Nein, nein, nein, nein, nein! Martina ist die beste Tänzerin weit und breit. Es ist eine verdammte Ehre, dass sie mich ausgewählt hat, mit ihr zu tanzen. Und ich mache einen solchen Anfängerfehler und lasse mich ablenken. Das darf doch nicht wahr sein!
Tango ist ein wunderbarer Tanz. Auch wenn viele Menschen das heute gar nicht mehr zu schätzen wissen. Schon als Kind saß ich am liebsten auf den Knien meines Nonos, meines Großvaters, und habe mir angehört, wie es in den Goldenen Jahren des Tangos so war. Wie seine kleine Tanzschule jeden Abend zum Brechen voll war. Wie an jeder Straßenecke Musiker saßen und Paare zu den melancholischen Klängen, die sie ihren Instrumenten entlockten, tanzten. Wie die hohe Kunst der Improvisation, die der Tango erfordert, von beinahe jedem Mann und jeder Frau beherrscht wurde. Wie er Nona, meine Oma, kennenlernte, indem er sie einfach zu einem Tanz aufforderte, und wie sie nur damit sein Herz eroberte. Wie sie vom ersten Moment an seine kleinsten Berührungen sofort deuten konnte und die beiden einen Tango auf das Parkett legten, der Vorbeigehende dazu anregte, stehen zu bleiben, zuzuschauen und schließlich zu applaudieren, als die Musik verklang …
Aber wie es scheint, habe ich das Talent meiner Großeltern nicht geerbt. Martina und ich tanzen schon den ganzen Abend miteinander und es fließt immer noch nicht richtig.

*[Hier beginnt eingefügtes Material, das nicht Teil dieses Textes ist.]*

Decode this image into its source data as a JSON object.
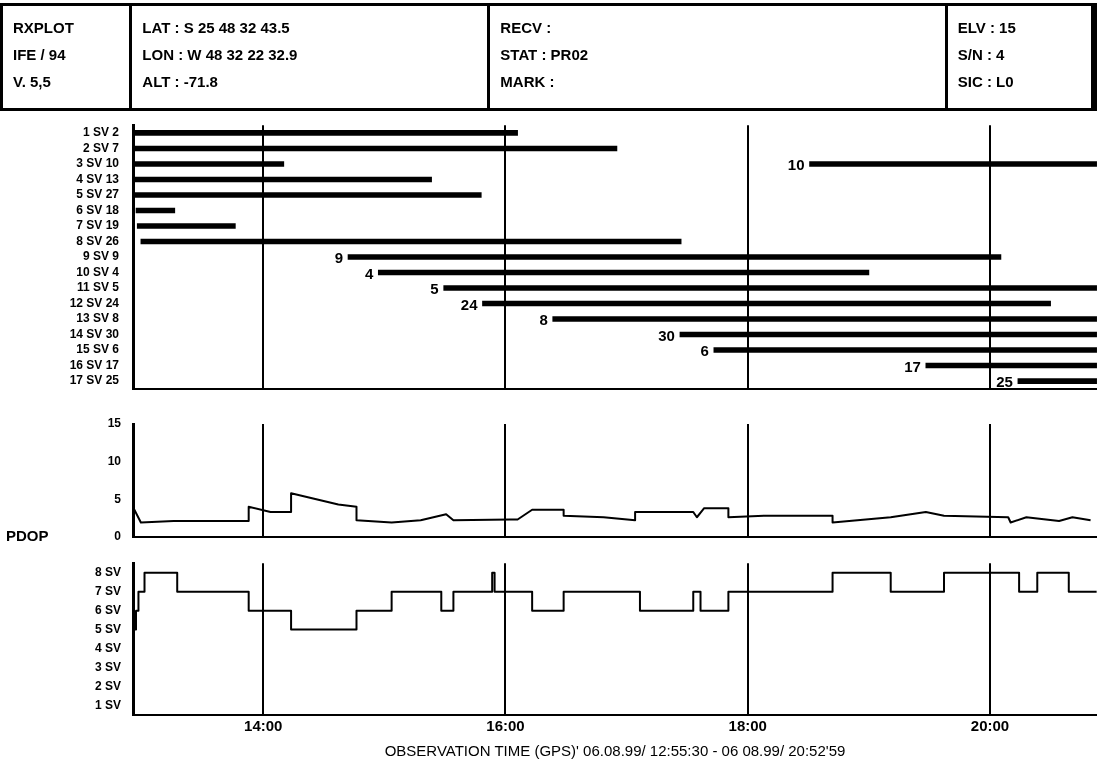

Auch vom Glanze vergangener Zeiten ist kaum etwas übrig. Jahrzehnte politischer Instabilität haben dafür gesorgt, dass die Menschen andere Sorgen haben, als sich fürs Tanzen zu begeistern, und seit vor vier Jahren das Militär die Macht an sich gerissen hat, ist alles nur noch schlimmer geworden.
General Jorge Rafael Videla regiert mit eiserner Hand. Aber egal wie viele Polizisten er an jede Ecke stellt, die für Sicherheit sorgen, er kann nicht verhindern, dass viele Betriebe schließen müssen und dass unser Geld jeden Tag weniger wert ist. Heute zahle ich für einen Laib Brot denselben Betrag, den wir vor zwei Jahren noch als Miete für die Tanzschule bezahlt haben. Wie soll das auf Dauer nur weitergehen?
Außerdem verschwinden immer wieder Menschen. Niemand ist sicher. Und wem ich vertrauen kann, weiß ich auch nicht mehr. Einer unserer Musiker, Santiago, der eines Abends laut ausgesprochen hat, dass General Videla das Land zu Grunde richtet, ist am nächsten Abend nicht mehr in die Tanzschule gekommen. Und in den seither vergangenen acht Monaten auch nicht mehr. Aber darüber will ich nicht einmal nachdenken. Wenn nur die Hälfte der Gerüchte von Geheimgefängnissen und Todesflügen stimmt … Gott, wie gesagt, besser ist es, nicht einmal darüber nachzudenken – selbst das erscheint zu gefährlich.
Trotz der unzähligen Gedanken, die durch meinen Kopf rasen, schaffe ich es irgendwie, Martina aufzufangen, bevor sie sich auf einer der ockerfarbenen, gesprungenen Fliesen das Knie aufschlägt.
Puh, gerade noch einmal gut gegangen!
Dennoch steigt mir mehr Hitze ins Gesicht, als ich mich stotternd bei ihr entschuldige.
„Tesoro …“, wischt Martina meine Bedenken mit einem Lachen und einer Handbewegung weg.
Schatz … Mir wird gleichzeitig heiß und kalt. Noch nie hat sie mich mit einem Kosenamen angesprochen. Habe ich vielleicht doch etwas von dem Talent meines Großvaters geerbt?
Herrliche Musik hüllt mich ein, als ich die Tanzschule Augustin de Vales betrete. Ich liebe es hier sofort. Sie ist eine der letzten Tangoschulen Buenos Aires.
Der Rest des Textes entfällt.